DeFi platforms usually do not support cross-chain tokens. This means that in terms of trade or use, cross-chain tokens have some restrictions regarding assets of different blockchains.
In contrast, CeFi often serves as a bridge between two chains. This offers the ability to trade and manage assets on a variety of platforms.
DeFi is still not as lenient as CeFi when it comes to conversion of fiat. Exchanging cryptocurrencies to fiat could be a more cumbersome process, and less comfortable in decentralized finance interfaces.
In contrast, in CeFi, it is easier for the users to trade fiat currencies. They integrate certain procedures and gateways for enabling conversions from fiat to cryptocurrencies or vice versa.
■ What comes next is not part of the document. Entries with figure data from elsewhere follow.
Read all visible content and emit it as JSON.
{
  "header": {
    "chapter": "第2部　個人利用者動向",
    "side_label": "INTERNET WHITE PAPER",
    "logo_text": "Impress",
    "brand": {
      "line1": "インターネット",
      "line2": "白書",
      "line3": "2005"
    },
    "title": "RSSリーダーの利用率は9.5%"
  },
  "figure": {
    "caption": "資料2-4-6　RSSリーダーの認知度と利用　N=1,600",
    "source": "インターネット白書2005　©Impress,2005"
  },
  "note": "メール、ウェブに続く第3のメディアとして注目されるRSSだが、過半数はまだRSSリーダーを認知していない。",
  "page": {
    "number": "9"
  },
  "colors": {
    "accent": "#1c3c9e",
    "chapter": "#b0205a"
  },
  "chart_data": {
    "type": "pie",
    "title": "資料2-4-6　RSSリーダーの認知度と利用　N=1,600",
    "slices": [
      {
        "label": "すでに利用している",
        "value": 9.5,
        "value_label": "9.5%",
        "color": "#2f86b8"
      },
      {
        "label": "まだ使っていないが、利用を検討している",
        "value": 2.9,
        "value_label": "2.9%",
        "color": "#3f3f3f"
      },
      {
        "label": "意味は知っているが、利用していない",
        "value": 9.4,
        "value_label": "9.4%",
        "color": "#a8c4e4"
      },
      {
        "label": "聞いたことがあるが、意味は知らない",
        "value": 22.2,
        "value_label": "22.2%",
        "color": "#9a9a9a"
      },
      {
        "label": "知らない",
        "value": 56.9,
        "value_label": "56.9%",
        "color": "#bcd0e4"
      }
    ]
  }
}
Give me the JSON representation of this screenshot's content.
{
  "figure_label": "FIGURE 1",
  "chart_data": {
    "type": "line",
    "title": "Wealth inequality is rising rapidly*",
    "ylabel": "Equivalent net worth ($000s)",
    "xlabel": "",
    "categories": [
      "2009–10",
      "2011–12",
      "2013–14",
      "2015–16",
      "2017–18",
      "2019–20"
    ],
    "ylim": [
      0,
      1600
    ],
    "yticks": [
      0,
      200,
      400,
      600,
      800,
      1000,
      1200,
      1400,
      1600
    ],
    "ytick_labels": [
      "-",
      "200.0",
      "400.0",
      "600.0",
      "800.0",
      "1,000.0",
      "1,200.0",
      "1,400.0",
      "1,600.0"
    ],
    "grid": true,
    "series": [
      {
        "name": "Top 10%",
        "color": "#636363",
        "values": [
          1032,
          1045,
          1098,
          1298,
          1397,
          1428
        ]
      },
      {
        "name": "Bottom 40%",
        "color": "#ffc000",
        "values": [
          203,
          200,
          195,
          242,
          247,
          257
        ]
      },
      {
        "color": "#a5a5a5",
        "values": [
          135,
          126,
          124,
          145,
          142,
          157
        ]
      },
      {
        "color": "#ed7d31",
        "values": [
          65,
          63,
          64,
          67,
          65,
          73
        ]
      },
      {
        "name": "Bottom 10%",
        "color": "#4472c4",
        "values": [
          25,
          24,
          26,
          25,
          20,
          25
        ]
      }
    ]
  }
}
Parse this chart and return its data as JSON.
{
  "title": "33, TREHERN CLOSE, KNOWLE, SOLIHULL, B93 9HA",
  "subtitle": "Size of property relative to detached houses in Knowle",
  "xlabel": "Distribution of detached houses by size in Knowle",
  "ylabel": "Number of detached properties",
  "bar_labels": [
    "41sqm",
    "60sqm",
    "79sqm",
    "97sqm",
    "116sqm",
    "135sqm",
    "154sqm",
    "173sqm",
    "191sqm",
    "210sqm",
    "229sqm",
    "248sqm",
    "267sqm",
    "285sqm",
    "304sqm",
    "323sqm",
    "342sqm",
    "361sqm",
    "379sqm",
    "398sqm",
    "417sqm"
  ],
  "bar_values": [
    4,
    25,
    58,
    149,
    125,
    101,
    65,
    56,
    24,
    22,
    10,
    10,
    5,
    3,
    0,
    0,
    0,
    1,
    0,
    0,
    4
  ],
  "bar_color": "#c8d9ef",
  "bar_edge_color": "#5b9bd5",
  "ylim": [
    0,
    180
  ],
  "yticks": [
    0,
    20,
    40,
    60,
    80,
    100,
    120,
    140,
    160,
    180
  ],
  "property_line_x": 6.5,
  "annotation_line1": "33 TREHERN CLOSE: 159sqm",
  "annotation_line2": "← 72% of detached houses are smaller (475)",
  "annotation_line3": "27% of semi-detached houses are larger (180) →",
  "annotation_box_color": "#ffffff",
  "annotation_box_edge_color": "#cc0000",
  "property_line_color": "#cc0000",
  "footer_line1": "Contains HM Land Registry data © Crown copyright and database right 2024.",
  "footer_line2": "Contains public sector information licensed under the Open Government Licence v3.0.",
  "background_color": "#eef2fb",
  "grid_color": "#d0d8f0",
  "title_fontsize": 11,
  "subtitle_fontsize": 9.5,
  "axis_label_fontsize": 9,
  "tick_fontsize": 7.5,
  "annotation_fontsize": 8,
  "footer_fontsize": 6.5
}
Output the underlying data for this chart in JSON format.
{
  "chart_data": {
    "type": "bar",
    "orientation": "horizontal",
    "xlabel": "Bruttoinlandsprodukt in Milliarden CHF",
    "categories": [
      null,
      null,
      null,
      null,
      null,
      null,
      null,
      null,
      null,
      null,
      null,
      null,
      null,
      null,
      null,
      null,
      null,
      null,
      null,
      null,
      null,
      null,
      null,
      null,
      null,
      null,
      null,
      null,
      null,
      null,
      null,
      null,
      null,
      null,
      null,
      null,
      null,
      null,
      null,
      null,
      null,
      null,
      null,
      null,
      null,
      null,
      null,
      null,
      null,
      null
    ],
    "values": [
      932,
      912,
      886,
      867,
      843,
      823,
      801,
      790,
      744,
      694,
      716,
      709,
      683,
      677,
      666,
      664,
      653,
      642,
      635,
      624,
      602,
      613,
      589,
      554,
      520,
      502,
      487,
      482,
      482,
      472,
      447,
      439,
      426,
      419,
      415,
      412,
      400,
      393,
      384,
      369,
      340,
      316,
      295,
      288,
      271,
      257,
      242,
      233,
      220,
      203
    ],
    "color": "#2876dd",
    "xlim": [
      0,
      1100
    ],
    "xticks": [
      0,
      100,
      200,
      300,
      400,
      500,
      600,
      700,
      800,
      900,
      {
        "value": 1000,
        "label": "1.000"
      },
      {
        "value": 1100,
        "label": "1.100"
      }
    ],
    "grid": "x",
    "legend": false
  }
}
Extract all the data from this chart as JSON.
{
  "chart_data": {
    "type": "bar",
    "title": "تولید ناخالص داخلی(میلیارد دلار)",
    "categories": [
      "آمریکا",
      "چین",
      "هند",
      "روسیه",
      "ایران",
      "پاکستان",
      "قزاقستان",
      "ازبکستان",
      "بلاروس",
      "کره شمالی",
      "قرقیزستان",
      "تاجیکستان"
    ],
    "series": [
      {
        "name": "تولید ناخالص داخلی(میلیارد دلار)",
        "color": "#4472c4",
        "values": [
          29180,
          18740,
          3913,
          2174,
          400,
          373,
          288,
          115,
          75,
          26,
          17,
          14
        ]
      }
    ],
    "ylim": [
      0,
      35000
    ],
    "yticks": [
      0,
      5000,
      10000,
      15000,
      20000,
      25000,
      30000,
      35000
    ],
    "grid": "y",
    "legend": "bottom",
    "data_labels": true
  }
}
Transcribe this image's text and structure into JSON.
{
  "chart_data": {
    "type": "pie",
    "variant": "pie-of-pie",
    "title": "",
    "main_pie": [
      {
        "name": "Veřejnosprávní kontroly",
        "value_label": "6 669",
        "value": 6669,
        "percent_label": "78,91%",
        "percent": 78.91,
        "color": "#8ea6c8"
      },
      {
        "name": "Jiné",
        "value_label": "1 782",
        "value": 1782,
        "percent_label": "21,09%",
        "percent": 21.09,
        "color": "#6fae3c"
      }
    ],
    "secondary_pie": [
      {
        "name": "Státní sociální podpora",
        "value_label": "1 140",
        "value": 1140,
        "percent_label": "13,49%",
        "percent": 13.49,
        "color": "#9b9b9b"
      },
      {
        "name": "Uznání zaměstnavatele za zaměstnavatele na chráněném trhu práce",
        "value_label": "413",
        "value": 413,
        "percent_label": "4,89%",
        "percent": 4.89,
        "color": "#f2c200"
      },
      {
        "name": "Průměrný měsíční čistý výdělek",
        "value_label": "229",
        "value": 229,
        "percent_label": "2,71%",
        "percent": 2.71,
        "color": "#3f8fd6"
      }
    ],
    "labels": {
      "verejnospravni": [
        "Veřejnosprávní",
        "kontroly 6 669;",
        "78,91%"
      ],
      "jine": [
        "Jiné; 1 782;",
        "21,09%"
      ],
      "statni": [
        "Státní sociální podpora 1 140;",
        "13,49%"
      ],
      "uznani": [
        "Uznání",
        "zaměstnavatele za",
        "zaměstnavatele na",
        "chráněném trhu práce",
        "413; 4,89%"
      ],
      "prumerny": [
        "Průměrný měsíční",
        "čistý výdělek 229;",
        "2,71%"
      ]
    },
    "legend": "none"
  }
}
In DeFi, the users have to safeguard the code and the consensus algorithm employed must be also secure enough. It all boils down to the smart contracts used and the trustworthiness of the blockchain technology it is built upon.
On the other hand, central platforms seek to remain secure, yet hacks threaten their well-being. There is a dependency on the platform’s security mechanisms and procedures to secure their money from fraudsters and cyber criminals.
Factor | DeFi | CeFi |
Custody | Users have complete control over their assets | Platforms act as custodians of user assets |
Public Verification | Code execution is publicly verifiable | Users rely on the platform’s trustworthiness |
Regulation | Operates mostly without regulation, creating legal uncertainties | Must follow specific regulations like KYC and AML requirements |
Intermediaries | Uses smart contracts to eliminate intermediaries | Relies on intermediaries like banks and brokers |
Atomicity | Transactions can be made atomic, meaning they either complete entirely or not at all | Lacks programmable atomicity |
Malleability of Execution Order | Prone to market manipulation due to order malleability | Regulatory requirements reduce scope for manipulation |
Transaction Cost | Transaction fees are common | Often offers transactions at no extra cost |
Cross-Chain Services | Generally does not support cross-chain tokens | Frequently traded on centralized platforms, facilitating cross-chain exchanges |
Fiat Conversion Flexibility | Less flexible in fiat conversion | Easier for users to trade fiat currency |
Security | Users must ensure the security of the code and consensus algorithm | Central platforms strive for security but are vulnerable to breaches |
Being an acronym for centralized financial, CeFi’s key aspects are security, reliability, as well as various customer services to attract traditional investors. On the other hand, DeFi provides transparency, privacy, and control which is quite significant considering that most audiences prefer to be self-reliant. Thus, the presented DeFi and CeFi platforms have both advantages and disadvantages, and making the right choice depends only on the customer and their investment preferences.